Si tratta di un tipo di rappresentazione della realtà materiale che, regredendo quasi a pura luce – ovvero il grado zero dell’immagine cinematografica –, restituisce l’impressione di giungere a un livello di astrazione che di rado ha occupato il grande schermo, se non nel cinema sperimentale di Stan Brakhage. In maniera non troppo dissimile dal posacenere di vetro di The Text of Light (1974), che abbandona le sue proprietà formali per elevarsi a puro bagliore, accedendo così a una sorta di stadio più profondo della realtà, anche le immagini di Koberidze spesso sembrano perdere la loro immediata riconoscibilità trasfigurandosi in altro. Del resto, come esprime il titolo del suo ultimo cortometraggio: The More I Zoom in on the Image of These Dogs, The Clearer it Becomes That They Are Related to the Stars (2023).

Proprio in questo approccio che lega indissolubilmente forma, estetica e contenuto risiede il (realismo) magico di Dry Leaf.
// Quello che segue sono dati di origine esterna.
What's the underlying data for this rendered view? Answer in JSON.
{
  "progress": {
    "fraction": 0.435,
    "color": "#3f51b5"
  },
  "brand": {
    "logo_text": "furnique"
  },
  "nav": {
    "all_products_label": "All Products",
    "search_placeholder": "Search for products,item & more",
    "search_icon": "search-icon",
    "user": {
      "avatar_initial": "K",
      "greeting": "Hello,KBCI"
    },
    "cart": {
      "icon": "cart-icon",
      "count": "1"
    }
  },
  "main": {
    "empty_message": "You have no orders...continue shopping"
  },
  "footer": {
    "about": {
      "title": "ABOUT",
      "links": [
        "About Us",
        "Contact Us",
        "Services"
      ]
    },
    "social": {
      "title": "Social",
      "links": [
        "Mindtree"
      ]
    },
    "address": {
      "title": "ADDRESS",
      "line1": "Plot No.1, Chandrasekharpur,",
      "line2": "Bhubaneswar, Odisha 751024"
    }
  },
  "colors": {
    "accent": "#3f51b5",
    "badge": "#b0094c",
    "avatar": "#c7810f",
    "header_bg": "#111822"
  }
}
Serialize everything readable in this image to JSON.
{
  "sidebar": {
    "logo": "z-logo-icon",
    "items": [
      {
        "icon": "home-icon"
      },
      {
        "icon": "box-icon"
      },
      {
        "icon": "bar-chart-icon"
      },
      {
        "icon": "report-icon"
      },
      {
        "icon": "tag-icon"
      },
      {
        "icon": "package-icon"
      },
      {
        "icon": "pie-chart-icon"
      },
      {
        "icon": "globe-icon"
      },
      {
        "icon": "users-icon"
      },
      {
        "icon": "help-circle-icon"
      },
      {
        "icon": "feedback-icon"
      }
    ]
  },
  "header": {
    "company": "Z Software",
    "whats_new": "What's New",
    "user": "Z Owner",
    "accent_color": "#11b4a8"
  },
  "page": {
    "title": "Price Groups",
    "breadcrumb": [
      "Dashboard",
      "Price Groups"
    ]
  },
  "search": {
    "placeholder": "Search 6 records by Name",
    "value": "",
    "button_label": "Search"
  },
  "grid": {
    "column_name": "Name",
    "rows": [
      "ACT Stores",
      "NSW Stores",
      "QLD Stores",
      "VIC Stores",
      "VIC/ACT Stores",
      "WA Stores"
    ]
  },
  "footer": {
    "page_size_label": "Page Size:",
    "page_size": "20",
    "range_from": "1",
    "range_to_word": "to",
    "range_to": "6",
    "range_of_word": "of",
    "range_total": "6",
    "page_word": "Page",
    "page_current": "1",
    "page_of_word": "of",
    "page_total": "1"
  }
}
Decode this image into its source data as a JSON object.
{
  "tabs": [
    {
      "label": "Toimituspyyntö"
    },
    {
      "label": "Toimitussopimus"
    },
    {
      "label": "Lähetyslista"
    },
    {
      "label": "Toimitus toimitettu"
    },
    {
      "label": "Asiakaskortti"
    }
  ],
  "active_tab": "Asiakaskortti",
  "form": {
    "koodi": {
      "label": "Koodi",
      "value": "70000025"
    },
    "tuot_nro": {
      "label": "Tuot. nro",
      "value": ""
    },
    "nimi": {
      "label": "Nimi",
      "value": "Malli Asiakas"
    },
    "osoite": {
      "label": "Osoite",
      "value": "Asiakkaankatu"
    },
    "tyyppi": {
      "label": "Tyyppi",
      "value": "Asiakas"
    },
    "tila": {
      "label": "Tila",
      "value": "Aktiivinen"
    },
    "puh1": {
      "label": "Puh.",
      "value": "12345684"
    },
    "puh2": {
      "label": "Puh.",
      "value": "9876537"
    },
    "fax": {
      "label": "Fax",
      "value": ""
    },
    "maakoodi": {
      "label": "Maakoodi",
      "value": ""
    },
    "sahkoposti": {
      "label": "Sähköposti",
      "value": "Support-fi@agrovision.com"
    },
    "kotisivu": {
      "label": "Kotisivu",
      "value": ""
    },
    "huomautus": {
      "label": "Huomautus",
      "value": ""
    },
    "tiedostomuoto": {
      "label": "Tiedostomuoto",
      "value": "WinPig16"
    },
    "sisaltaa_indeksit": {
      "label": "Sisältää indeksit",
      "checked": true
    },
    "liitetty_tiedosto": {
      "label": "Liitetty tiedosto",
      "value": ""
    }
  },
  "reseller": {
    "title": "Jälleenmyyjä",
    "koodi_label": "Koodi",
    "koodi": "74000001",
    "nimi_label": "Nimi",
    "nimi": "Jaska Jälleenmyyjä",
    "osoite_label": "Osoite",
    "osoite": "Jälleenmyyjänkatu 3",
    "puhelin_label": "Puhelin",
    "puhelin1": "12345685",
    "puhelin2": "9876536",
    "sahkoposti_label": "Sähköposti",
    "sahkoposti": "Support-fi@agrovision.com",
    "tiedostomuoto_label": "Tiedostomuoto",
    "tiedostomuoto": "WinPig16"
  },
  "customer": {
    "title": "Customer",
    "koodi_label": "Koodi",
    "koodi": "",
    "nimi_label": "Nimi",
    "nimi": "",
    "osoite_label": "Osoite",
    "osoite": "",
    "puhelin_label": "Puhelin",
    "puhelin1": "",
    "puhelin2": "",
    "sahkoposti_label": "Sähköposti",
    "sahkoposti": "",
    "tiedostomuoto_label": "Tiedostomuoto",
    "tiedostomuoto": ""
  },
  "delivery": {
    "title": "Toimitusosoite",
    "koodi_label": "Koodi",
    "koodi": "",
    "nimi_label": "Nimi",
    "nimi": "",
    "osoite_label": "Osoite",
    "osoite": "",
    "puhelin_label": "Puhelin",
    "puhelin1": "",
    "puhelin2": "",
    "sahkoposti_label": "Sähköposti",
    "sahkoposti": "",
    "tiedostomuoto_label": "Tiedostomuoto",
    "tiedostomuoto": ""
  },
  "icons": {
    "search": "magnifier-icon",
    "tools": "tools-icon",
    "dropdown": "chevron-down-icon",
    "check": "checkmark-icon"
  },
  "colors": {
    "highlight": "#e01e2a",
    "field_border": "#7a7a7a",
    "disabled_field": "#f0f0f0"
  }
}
Nei singoli pixel che compongono le immagini dell’avventura di Irakli, in quegli istanti in cui la percezione che abbiamo dell’acqua che cola su un finestrino, di un uomo che esce da un bosco o di una panoramica su un campo di fiori ci suggerisce di star guardando più in profondità della superficie. Un anti-iperrealismo che, in un certo senso, riesce a raggiungere comunque lo stesso esisto baudrillardiano: una rappresentazione più vera del vero, più reale del reale – seppur nella sua deformità. L’invisibile (il fantastico) in sostanza ci circonda, occorre soltanto trovare il modo per accedervi e ricordarsi che «per cercare delle realtà visuali umane l’uomo deve […] trascendere le restrizioni fisiche originarie ed ereditare mondi negli occhi» (Brakhage 1970, p. 61).

Riferimenti bibliografici
S. Brakhage, Metafore della visione e Manuale per riprendere e ridare i film, Feltrinelli, Milano 1970.
B. Denvir, Impressionismo, Giunti, Firenze 1992.
S. Usardi, La realtà attraverso lo sguardo di Michelangelo Antonioni. Residui filmici, Mimesis, Milano-Udine 2018.

Dry Leaf. Regia: Alexandre Koberidze; sceneggiatura: Alexandre Koberidzeo; fotografia: Alexandre Koberidze; musiche: Giorgi Koberidze; interpreti: David Koberidze, Irina Chelidze, Giorgi Bochorishvili, Otar Nijaradze, Vakhtang Panchulidze; produzione: New Matter Films; origine: Germania, Georgia; durata: 186’; anno: 2025.